Weil die Berufsausbildung von 2020 an in allen EU-Mitgliedstaaten an Hochschulen stattfinden muss, hat die Klinikgruppe Asklepios auf das Problem bereits reagiert. Das Asklepios-Bildungszentrum für Gesundheitsberufe bildet (BZG) pro Jahr 25 Hebammen aus. „Das sind insgesamt 75 Ausbildungsplätze, weil es ja eine dreijährige Ausbildung ist“, sagt Asklepios-Sprecher Mathias Eberenz. „In Kooperation mit anderen Kliniken, die in Hamburg ja nicht wie wir über eine Schule/theoretische Ausbildung verfügen, kommen noch weitere Auszubildende hinzu.“ Seit 2014 kooperiert das BZG nach Angaben von Eberenz mit der Hochschule 21 in Buxtehude.

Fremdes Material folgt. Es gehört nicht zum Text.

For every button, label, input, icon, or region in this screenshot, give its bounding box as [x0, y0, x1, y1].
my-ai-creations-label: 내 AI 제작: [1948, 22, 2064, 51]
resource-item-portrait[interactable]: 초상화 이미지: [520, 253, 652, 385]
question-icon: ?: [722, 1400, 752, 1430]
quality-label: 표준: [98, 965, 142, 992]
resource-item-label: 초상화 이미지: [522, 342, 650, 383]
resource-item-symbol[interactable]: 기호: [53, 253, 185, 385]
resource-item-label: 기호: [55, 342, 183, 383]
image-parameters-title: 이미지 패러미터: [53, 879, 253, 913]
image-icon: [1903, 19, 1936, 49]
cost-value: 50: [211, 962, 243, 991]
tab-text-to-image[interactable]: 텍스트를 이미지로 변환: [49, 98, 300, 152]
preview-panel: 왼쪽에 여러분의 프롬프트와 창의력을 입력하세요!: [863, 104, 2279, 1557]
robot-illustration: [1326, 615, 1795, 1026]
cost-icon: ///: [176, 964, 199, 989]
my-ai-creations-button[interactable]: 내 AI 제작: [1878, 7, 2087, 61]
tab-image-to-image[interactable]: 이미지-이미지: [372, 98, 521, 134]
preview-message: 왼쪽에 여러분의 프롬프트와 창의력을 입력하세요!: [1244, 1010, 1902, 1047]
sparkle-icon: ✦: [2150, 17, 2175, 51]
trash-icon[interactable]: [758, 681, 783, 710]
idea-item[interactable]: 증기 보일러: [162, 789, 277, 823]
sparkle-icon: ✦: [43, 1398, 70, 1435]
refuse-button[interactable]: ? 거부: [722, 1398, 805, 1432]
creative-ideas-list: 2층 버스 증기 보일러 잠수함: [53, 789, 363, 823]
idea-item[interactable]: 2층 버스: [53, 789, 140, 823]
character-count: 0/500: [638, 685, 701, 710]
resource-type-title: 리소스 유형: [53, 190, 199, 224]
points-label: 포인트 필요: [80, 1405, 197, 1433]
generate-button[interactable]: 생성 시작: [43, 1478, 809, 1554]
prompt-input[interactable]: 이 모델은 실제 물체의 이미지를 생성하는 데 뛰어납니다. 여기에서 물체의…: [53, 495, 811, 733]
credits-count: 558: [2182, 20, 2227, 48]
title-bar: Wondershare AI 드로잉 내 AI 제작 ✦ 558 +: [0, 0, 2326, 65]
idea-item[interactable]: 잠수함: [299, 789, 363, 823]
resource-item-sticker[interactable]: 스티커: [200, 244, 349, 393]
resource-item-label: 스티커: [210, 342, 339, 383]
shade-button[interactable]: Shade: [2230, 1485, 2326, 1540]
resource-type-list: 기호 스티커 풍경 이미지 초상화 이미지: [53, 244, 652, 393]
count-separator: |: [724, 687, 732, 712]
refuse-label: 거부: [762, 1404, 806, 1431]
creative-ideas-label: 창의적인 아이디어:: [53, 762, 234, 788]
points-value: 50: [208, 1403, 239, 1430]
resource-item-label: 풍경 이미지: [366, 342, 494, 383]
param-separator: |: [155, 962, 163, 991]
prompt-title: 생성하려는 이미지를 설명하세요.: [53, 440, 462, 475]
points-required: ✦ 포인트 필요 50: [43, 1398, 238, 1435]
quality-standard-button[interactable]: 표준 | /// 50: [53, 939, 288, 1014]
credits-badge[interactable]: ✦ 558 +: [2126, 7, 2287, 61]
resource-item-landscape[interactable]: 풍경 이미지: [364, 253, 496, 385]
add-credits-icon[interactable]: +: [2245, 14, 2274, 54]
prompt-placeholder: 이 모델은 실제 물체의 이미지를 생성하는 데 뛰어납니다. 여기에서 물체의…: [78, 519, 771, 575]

Auszubildende können die staatliche Prüfung zur Hebamme und den Bachelor of Science als Hebamme innerhalb von vier Jahren erwerben und sich akademisch qualifizieren.
Hamburgerinnen machen mehr Vorsorgeuntersuchungen
In Hamburg ist der Zusammenhang zwischen der sozialen Lage schwangerer Frauen und der Hebammenbetreuung augenfällig: „Frauen, die Arbeitslosengeld beziehen, profitieren deutlich seltener von Geburtsvorbereitungskursen, Wochenbettbetreuung und Rückbildungsgymnastik als berufstätige Schwangere und Mütter“, sagt AOK-Regionaldirektor Bott. Von allen Frauen, die 2016 Kinder bekamen, hatten nur 13,8 Prozent einen Geburtsvorbereitungskurs besucht und nur 11,1 Prozent Rückbildungsgymnastik gemacht.
Und während viele arbeitslose Frauen und Hartz-IV-Empfängerinnen zwar zur Vorsorge beim Gynäkologen gehen, kümmern sich Berufstätige offenbar sehr viel erfolgreicher darum, eine Hebamme zu finden. Nur 33 Prozent der Hartz-IV-Empfängerinnen werden demnach im Wochenbett betreut, aber 65 Prozent der berufstätigen Frauen.
Die Vorsorgeuntersuchungen nehmen die Hamburgerinnen sehr ernst. 97 Prozent der Schwangeren nehmen diese Untersuchungen bis zur Geburt in Anspruch. Die meisten lassen die Untersuchungen beim Facharzt machen, nur etwa jede sechste Mutter (18,4 Prozent) suchte zur Vorsorge eine Hebamme auf, üblicherweise in Ergänzung zum Gynäkologen. „Elf Vorsorgeuntersuchungen sind vorgesehen und werden von der Kasse bezahlt“, sagt Bott, bei Risikoschwangeren mehr. 41,4 Prozent aller Schwangeren lassen allerdings mehr Vorsorgeuntersuchungen machen, hat die Studie gezeigt. In Hamburg seien die Schwangeren „vorsichtiger, aber auch zahlungsfreudiger“, so Bott.